In this post we'll look at Bash and its somewhat unique ability to provide easy solutions to relatively complex problems. Let's consider the classic problem of calculating the frequency of each word in a regular text file, input.txt
. Words can appear in uppercase or lowercase letters. We assume that words are separated by any number of whitespaces.
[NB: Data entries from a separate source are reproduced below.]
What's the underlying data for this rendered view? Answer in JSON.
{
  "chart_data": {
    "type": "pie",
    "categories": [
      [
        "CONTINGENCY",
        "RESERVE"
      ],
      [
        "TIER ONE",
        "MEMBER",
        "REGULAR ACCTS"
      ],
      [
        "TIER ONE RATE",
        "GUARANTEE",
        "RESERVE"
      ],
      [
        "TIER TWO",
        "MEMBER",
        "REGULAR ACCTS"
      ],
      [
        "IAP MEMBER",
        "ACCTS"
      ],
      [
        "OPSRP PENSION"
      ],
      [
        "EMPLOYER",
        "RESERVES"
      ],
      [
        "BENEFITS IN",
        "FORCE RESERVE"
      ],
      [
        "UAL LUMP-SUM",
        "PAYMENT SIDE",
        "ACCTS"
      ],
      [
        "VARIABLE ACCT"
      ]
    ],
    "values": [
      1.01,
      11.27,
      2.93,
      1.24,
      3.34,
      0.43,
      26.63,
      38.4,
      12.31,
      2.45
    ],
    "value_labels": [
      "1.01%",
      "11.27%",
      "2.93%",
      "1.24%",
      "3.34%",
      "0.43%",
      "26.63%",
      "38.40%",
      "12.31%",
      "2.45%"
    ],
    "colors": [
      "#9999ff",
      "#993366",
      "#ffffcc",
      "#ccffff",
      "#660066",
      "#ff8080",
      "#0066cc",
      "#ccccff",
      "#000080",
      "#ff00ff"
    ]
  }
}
Given the following input text, for example:
docker Kubernetes
AWS kubernetes aws
Docker aws
EKS eks Azure
We expect the following output:
aws 3
kubernetes 2
eks 2
docker 2
azure 1
With Bash, we can write a simple one-liner producing the aforementioned result. Here's the related command:
tr '[:upper:]' '[:lower:]' < input.txt | tr -s ' ' '\n' | sort | uniq -c | sort -r | awk '{print $2, $1}'
We'll look at the anatomy of the command next.
The command explained
Let's lay out our command into several lines for easier reference:
tr '[:upper:]' '[:lower:]' < input.txt | \
tr -s ' ' '\n' | sort | \
uniq -c | sort -r | \
awk '{print $2, $1}'
Line 1 transforms the input text to contain lowercase letters only:
tr '[:upper:]' '[:lower:]' < input.txt
Line 2 extracts the words based on the whitespace separator ' '
, prints each word on a new line and sorts the output:
tr -s ' ' '\n' | sort
The resulting output is:
aws
aws
aws
azure
docker
docker
eks
eks
kubernetes
kubernetes
Line 3 consolidates the adjacent identical lines into unique entries and prefixes the result with the number of occurences for each. The output is then sorted in reverse order:
uniq -c | sort -r
The output is:
3 aws
2 kubernetes
2 eks
2 docker
1 azure
Finally, line 4 swaps the two parts of each line, with the word first and the number of occurrences next.
awk '{print $2, $1}'
We get our final output as:
aws 3
kubernetes 2
eks 2
docker 2
azure 1
This solution may not be the most efficient one, but it's relatively simple and gets the job done without extensive coding.